La diretta dipendenza dalla Sede Apostolica

La cattedrale di Melfi venne con molta probabilità sottomessa direttamente alla Sede Apostolica da papa Alessandro II, per volontà di Roberto il Guiscardo; nei primi decenni della sua vita il vescovado di Melfi fu infatti sede suffraganea del vescovo di Canosa (e Bari). Tale importante concessione non stupisce, considerata la centralità della città di Melfi quale grimaldello della conquista normanna e il forte legame con i primi Altavilla: nel 1042, infatti, da Melfi, uomini provenienti dal nord cominciarono a scrivere una nuova pagina della storia dell’Italia meridionale, i cui riflessi investirono non solo la storia politico-istituzionale del Mezzogiorno, ma anche la vicenda delle istituzioni ecclesiastiche. In particolare, Melfi assunse con i normanni il ruolo di centro propulsore e capitale morale della conquista della Puglia, dove si riunirono le assemblee e i sinodi che affrontarono i problemi più gravi della conquista: nel 1059 a Melfi, durante il famoso sinodo presieduto da papa Niccolò II, i normanni ricevettero l’investitura pontificia e con essa la legittimazione delle proprie conquiste.

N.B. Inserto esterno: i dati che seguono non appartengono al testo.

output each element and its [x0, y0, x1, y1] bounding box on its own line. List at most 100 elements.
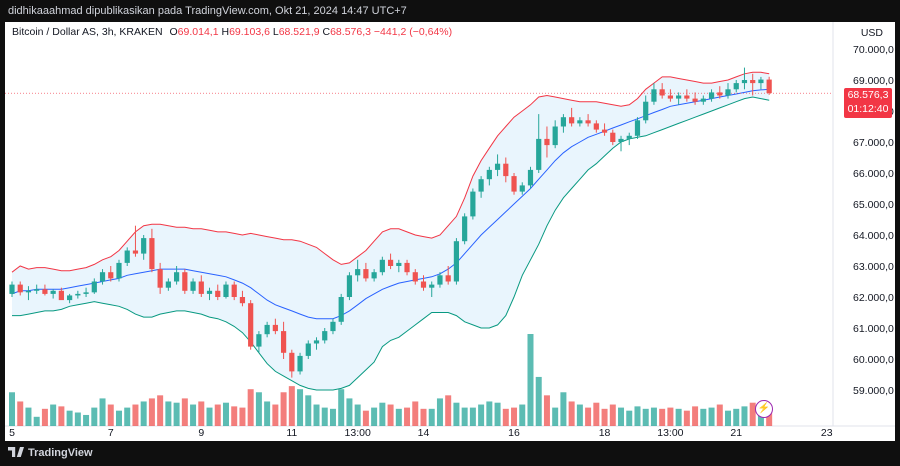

La diretta dipendenza dalla Santa Sede e lo stretto legame con i pontefici trovano conferma in documenti papali successivi: nel 1101 Pasquale II, unitamente alla conferma di tutti i beni precedentemente donati da Ruggero Borsa, statuisce che i presuli di Melfi riceveranno la consacrazione direttamente dalla Sede Apostolica:
Porro in legitimum sempiternum sancimus ut quicumque deinceps episcopi Melfitana in ecclesia Deo actore successerint ab Apostolice nostre Sedis pontifice consecrationis gratiam sortiantur.
Il legame dovette mantenersi saldo attraverso i secoli; invero, sullo scorcio del XV secolo, nel 1486, papa Innocenzo VIII indirizzò a re Ferdinando d’Aragona una lettera apostolica per raccomandargli il neo eletto vescovo di Melfi, Francesco Caracciolo
Immagine: Il Papa Niccolò II nomina Roberto il Guiscardo Duca di Puglia e Calabria.